The Campaign for America’s Future collected evidence of these class warfare battles in a new website called wageclasswar.org. Visit wageclasswar.org to see case studies, political ads, poll numbers and more information on how the 2012 election demonstrates that when candidates stand up for the people, for Main Street rather than Wall Street, they can win.

Statement from Robert Borosage, co-director of the Campaign for America’s Future:

“Warren Buffett has said that of course there’s a class war, and my class has been winning.

“In this election, Mitt Romney – the candidate of, by and for the 1 percent lost. And he lost significantly because the middle class won the class war debate. The President’s margin in key states like Ohio was established early by ad campaigns identifying Romney as the exemplar of casino capitalism, making a quick buck by breaking up profitable companies, shipping jobs abroad, treating workers and their communities as pawns easily sacrificed along the way. That of course was reinforced by Romney’s own campaign and his own revealing moments – corporations are people, I like firing people, elevators for his car, the 10,000 bet, $375,000 in speaking fees isn’t a lot of money, the 14 percent tax rate with money wintering in the Cayman Islands and summering in the Swiss Alps, and most destructively, the ill-concealed scorn for the 47 percent who are `victims’ who don’t take responsibility for their lives.

“That was reinforced by an agenda that recycled the Republican staples of top end tax cuts, deregulation, more trade accords, privatization. By a convention theme of
We built that that had little appeal. Voters wanted change. They don’t think the economy is on the right track. But they essentially split on who would do better on the economy, while giving Obama a 53-41 edge on being better on `restoring the middle class.’ But they saw Romney as divorced from people like them, and Obama as a defender of the middle class.

“This was, in my view, the first of the class warfare elections in our new Gilded Age of extreme inequality. Only now the middle class is becoming increasingly aware, as Elizabeth Warren put it, that the rules are rigged against them. For years, conservatives in both parties have warned against class warfare. Americans, we’re told, don’t like that divisive ness. They see it as the politics of envy. Inequality should, as Mitt Romney said, only be talked about in back rooms. Nonsense.

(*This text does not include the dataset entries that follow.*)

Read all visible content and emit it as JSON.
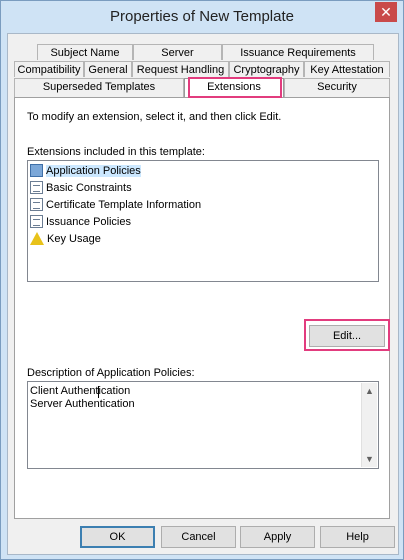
{
  "window": {
    "title": "Properties of New Template",
    "close_glyph": "✕"
  },
  "tabs": {
    "row1": [
      "Subject Name",
      "Server",
      "Issuance Requirements"
    ],
    "row2": [
      "Compatibility",
      "General",
      "Request Handling",
      "Cryptography",
      "Key Attestation"
    ],
    "row3": [
      "Superseded Templates",
      "Extensions",
      "Security"
    ]
  },
  "panel": {
    "instruction": "To modify an extension, select it, and then click Edit.",
    "extensions_label": "Extensions included in this template:",
    "extensions": [
      {
        "label": "Application Policies",
        "icon": "application-policy-icon",
        "selected": true
      },
      {
        "label": "Basic Constraints",
        "icon": "certificate-doc-icon",
        "selected": false
      },
      {
        "label": "Certificate Template Information",
        "icon": "certificate-doc-icon",
        "selected": false
      },
      {
        "label": "Issuance Policies",
        "icon": "certificate-doc-icon",
        "selected": false
      },
      {
        "label": "Key Usage",
        "icon": "warning-key-icon",
        "selected": false
      }
    ],
    "edit_button": "Edit...",
    "description_label": "Description of Application Policies:",
    "description_lines": [
      "Client Authentication",
      "Server Authentication"
    ]
  },
  "buttons": {
    "ok": "OK",
    "cancel": "Cancel",
    "apply": "Apply",
    "help": "Help"
  },
  "colors": {
    "highlight": "#e23c7e",
    "selection": "#cce8ff",
    "titlebar": "#cfe3f5"
  }
}
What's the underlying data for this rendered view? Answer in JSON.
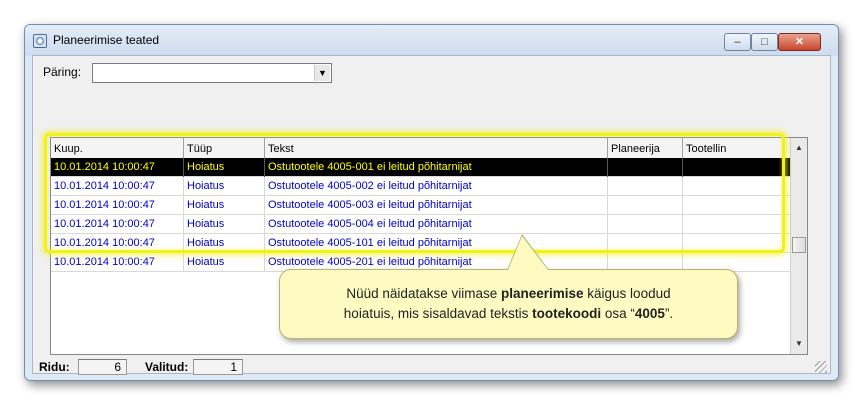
{
  "window": {
    "title": "Planeerimise teated",
    "controls": {
      "minimize": "–",
      "maximize": "□",
      "close": "✕"
    }
  },
  "query": {
    "label": "Päring:",
    "value": "",
    "dropdown_arrow": "▼"
  },
  "grid": {
    "columns": [
      "Kuup.",
      "Tüüp",
      "Tekst",
      "Planeerija",
      "Tootellin"
    ],
    "rows": [
      {
        "date": "10.01.2014 10:00:47",
        "type": "Hoiatus",
        "text": "Ostutootele 4005-001 ei leitud põhitarnijat",
        "planner": "",
        "line": ""
      },
      {
        "date": "10.01.2014 10:00:47",
        "type": "Hoiatus",
        "text": "Ostutootele 4005-002 ei leitud põhitarnijat",
        "planner": "",
        "line": ""
      },
      {
        "date": "10.01.2014 10:00:47",
        "type": "Hoiatus",
        "text": "Ostutootele 4005-003 ei leitud põhitarnijat",
        "planner": "",
        "line": ""
      },
      {
        "date": "10.01.2014 10:00:47",
        "type": "Hoiatus",
        "text": "Ostutootele 4005-004 ei leitud põhitarnijat",
        "planner": "",
        "line": ""
      },
      {
        "date": "10.01.2014 10:00:47",
        "type": "Hoiatus",
        "text": "Ostutootele 4005-101 ei leitud põhitarnijat",
        "planner": "",
        "line": ""
      },
      {
        "date": "10.01.2014 10:00:47",
        "type": "Hoiatus",
        "text": "Ostutootele 4005-201 ei leitud põhitarnijat",
        "planner": "",
        "line": ""
      }
    ],
    "selected_row": 0,
    "scroll_up": "▲",
    "scroll_down": "▼"
  },
  "callout": {
    "line1_pre": "Nüüd näidatakse viimase ",
    "line1_bold": "planeerimise",
    "line1_post": " käigus loodud",
    "line2_pre": "hoiatuis, mis sisaldavad tekstis ",
    "line2_bold1": "tootekoodi",
    "line2_mid": " osa “",
    "line2_bold2": "4005",
    "line2_post": "”."
  },
  "status": {
    "rows_label": "Ridu:",
    "rows_value": "6",
    "selected_label": "Valitud:",
    "selected_value": "1"
  },
  "colors": {
    "highlight": "#f0f21a",
    "row_text": "#0000c8",
    "selected_row_bg": "#000000",
    "selected_row_text": "#ffff00",
    "callout_bg": "#fdfbc2"
  }
}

“More and more of our elections going forward will feature class warfare – only this time with the middle class fighting back. And candidates are going to have to be clear about which side they are on. The old dodges – god, guns, and gays – will have every less power to distract. Rhetoric will not be enough. Obama’s middle class populism had traction in the Midwest because he had the courage to save the auto industry, against popular and much elite opinion. He could win a record majority of Hispanic voters, because he took real steps on the Dream act. He clearly stood with women not only in the war on women, but on pay equity, and health care.”

The Campaign for America's Future (CAF) is a center for ideas and action that works to build an enduring majority for progressive change. The Campaign advances a progressive economic agenda and a vision of the future that works for the many, not simply the few. The Campaign is leading the fight for America's priorities - for good jobs and a sustainable economy, and for strengthening the safety net.